The query was straightforward: filtering a large table by user_id and timestamp range. We had a composite index on (user_id, created_at), which should have been perfect. The explain plan showed an index scan, not a sequential scan, so conventional wisdom said we were done. But the query was still slow, and under load it was causing cascading timeouts.

The issue comes down to how composite indexes actually work. A B-tree index on (user_id, created_at) is sorted first by user_id, then by created_at within each user_id. When you query for a specific user_id and a timestamp range, the database can seek directly to that user's entries and scan sequentially through the relevant timestamps. That's efficient.

But our query was filtering on created_at first, then user_id. The database still used the index, but it had to scan through every user_id to find matching timestamps, then filter for the specific user. With millions of rows and thousands of users, this meant reading massive portions of the index even though we only wanted a handful of rows. The index scan was real, but it was doing far more work than necessary.
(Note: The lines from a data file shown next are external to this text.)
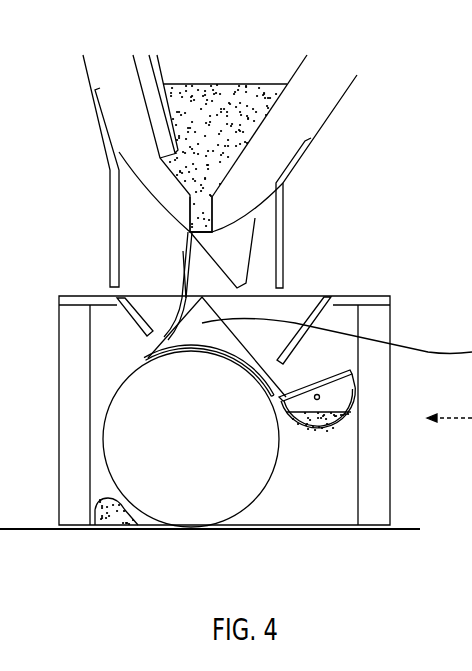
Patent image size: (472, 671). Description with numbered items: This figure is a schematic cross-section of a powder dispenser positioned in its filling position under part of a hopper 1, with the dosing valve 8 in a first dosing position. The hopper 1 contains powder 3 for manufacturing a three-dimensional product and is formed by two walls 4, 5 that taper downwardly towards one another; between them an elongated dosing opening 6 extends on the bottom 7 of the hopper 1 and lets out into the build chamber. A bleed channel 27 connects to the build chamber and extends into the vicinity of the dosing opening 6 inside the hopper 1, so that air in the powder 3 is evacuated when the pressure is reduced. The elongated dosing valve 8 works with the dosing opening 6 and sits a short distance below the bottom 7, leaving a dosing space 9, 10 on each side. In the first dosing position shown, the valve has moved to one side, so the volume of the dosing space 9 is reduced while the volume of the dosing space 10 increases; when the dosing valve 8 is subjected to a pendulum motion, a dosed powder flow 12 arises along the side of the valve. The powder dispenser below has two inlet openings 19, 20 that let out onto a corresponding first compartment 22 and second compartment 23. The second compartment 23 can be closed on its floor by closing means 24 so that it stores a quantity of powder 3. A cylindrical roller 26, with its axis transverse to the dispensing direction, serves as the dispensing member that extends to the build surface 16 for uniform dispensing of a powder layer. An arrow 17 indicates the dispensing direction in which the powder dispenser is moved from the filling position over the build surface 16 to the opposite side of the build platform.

The hopper 1 is at (352, 109).
The powder 3 is at (217, 130).
The wall 4 is at (120, 127).
The wall 5 is at (288, 137).
The dosing opening 6 is at (193, 215).
The bottom 7 is at (188, 224).
The dosing valve 8 is at (232, 250).
The dosing space 9 is at (183, 233).
The dosing space 10 is at (214, 231).
The dosed powder flow 12 is at (183, 251).
The build surface 16 is at (23, 531).
The arrow 17 is at (471, 500).
The inlet opening 19 is at (163, 307).
The inlet opening 20 is at (273, 307).
The first compartment 22 is at (100, 473).
The second compartment 23 is at (330, 390).
The closing means 24 is at (327, 433).
The cylindrical roller 26 is at (208, 495).
The bleed channel 27 is at (158, 108).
This is where column ordering in composite indexes matters viscerally. An index on (created_at, user_id) would have let the database seek to the timestamp range first, then filter by user. We created that index, and latency dropped from 800ms to 4ms. The query plan still showed an index scan both before and after—the difference was invisible to basic explain output.

Detecting this pattern requires looking beyond whether an index is used. You need to examine rows scanned versus rows returned. In Postgres, pg_stat_statements shows this as rows returned by the query versus shared_blks_read, which indicates how much data was actually touched. A large discrepancy is your signal. In MySQL, the Handler_read_next counter spikes when you're scanning large index segments inefficiently.

Database monitoring tools that track query performance over time make this easier to spot. We use Datadog's DBM, which surfaces the ratio of rows examined to rows returned automatically. Queries with ratios above 100:1 are worth investigating, especially if they're in hot paths. This metric isn't new—it's been available in performance schema and system catalogs forever—but having it surfaced proactively changes how quickly you catch these issues.

The broader lesson is that index effectiveness depends on access patterns, not just existence. An index on (A, B) is fundamentally different from one on (B, A), and your query predicates need to align with the index column order to get efficient seeks rather than broad scans. This isn't academic—we've found similar patterns in half a dozen queries since, each time seeing 95%+ latency reductions from reordering index columns to match actual query patterns.

Check your slow queries for high rows-examined ratios even when indexes are present. That's where the real performance wins hide.